Dabei spielen die fossilen Energien bei der Primärenergieversorgung die tragende Rolle. So betrug nach Angaben der Arbeitsgemeinschaft Energiebilanzen und des Bundesministeriums für Wirtschaft und Energie im Jahr 2016 allein der Anteil des Mineralöls vor allem für den Verkehr, aber auch für die Beheizung unserer Gebäude, etwa 34 Prozent des Gesamtbedarfs an Primärenergie. Die übrigen Beiträge kamen von Erdgas, Braunkohle, Steinkohle, aus Kernenergie, sowie mit einer Steigerung von 11,5 Prozent im Jahr 2015 auf 12,6 Prozent von Wind und Wasserkraft und von Photovoltaik, Brennholz, Brenntorf, Klärschlamm, Müll oder sonstigen erneuerbaren Energien.

Die Abbildung zeigt ein Spaltendiagramm, das die Zusammensetzung des Primärenergiebedarfs in Deutschland zeigt. Der Energiebedarf ist in Petajoule angegeben.

Primärenergiebedarf Deutschland bis 2018

Der relativ klein erscheinende Anteil der erneuerbaren Energien ist dadurch begründet, dass die Berechnung der Primärenergie nach der sogenannten Wirkungsgradmethode erfolgt. Dieses Prinzip wird angewendet, um verschiedene Primärenergien miteinander in ihrer Erzeugung von Nutzungsenergie vergleichen zu können. Dazu wird zum Beispiel die Stromerzeugung aus Wasserkraft und aus anderen erneuerbaren Energiequellen sowie das Stromaußenhandelssaldo (Import und Export von Elektrizität) zur Ermittlung der entsprechenden Menge an Primärenergie mit dem Faktor 3600 Kilojoule/Kilowattstunden multipliziert und damit auf einem Wirkungsgrad von 100 Prozent umgerechnet. Auf diese Weise wird

Neben der Wirkungsgradmethode gibt es die sogenannte Substitutionsmethode. Bei dieser Methode wird als Primärenergieäquivalent für Strom aus Wasserkraft, Windenergie und Photovoltaik der Brennstoff angegeben. Dieser wird durch die Stromerzeugung des jeweiligen Energieträgers in konventionellen Kraftwerken ersetzt.

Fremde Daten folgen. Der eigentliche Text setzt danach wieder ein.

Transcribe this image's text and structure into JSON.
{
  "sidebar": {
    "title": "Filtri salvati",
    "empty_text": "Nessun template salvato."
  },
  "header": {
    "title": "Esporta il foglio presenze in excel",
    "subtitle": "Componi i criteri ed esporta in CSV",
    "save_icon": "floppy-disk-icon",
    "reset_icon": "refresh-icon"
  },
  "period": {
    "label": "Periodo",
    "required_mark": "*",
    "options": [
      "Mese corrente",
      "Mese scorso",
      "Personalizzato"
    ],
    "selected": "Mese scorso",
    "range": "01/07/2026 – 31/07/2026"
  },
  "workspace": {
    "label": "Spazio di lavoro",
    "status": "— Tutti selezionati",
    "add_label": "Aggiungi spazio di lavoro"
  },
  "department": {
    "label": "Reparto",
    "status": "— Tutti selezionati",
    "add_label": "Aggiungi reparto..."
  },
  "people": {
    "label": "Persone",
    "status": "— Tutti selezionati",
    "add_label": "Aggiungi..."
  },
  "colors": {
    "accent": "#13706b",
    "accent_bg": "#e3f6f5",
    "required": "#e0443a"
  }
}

Zur Ermittlung des Primärenergieäquivalents für Strom aus Biomasse wird bei beiden Methoden ein sogenannter durchschnittlicher Substitutionsfaktor angewandt. Er wird ermittelt aus dem Verhältnis der für die Stromerzeugung in öffentlichen Kraftwerken eingesetzten fossilen Brennstoffe zur Bruttostromerzeugung aus diesen Energieträgern.

Energieforschung: Eine Herausforderung auch für die Physik

Insgesamt stellt das Energiesystem eines modernen Industriestaates ein sehr komplexes Gebilde dar, das stets zuverlässig und ohne Störungen funktionieren soll. Strom kommt stets aus der Steckdose und Treibstoffe haben zwar an der Tankstelle immer wieder unterschiedliche Preise, sind aber immer ausreichend vorhanden. Das Gleiche gilt für ausreichend geheizte Wohnungen oder Büroräume. Wie sehr unsere tägliche Welt von den verschiedenen Formen von Energiedienstleistungen geprägt wird, ist im Alltag oft wenig ersichtlich. Dabei sind zwei grundlegende Dinge zu bemerken: Erstens sind wir stark abhängig von der Einfuhr von Energie in Form von Öl und Gas, aber auch von preiswerter Steinkohle, und zweitens ist die Nutzung von Energie oft mit erheblichen Umweltbeeinträchtigungen verbunden wie der Erzeugung von Kohlendioxid bei den Verbrennungsprozessen, die unser Klima langfristig empfindlich verändern können.

Die Erforschung und Entwicklung neuer Energietechniken, die aufgrund höherer Wirkungsgrade erheblich weniger Energie für die gleiche Dienstleistung einsetzen und die Umwelt damit weniger belasten, hat deshalb auch für die Physik einen sehr hohen Stellenwert.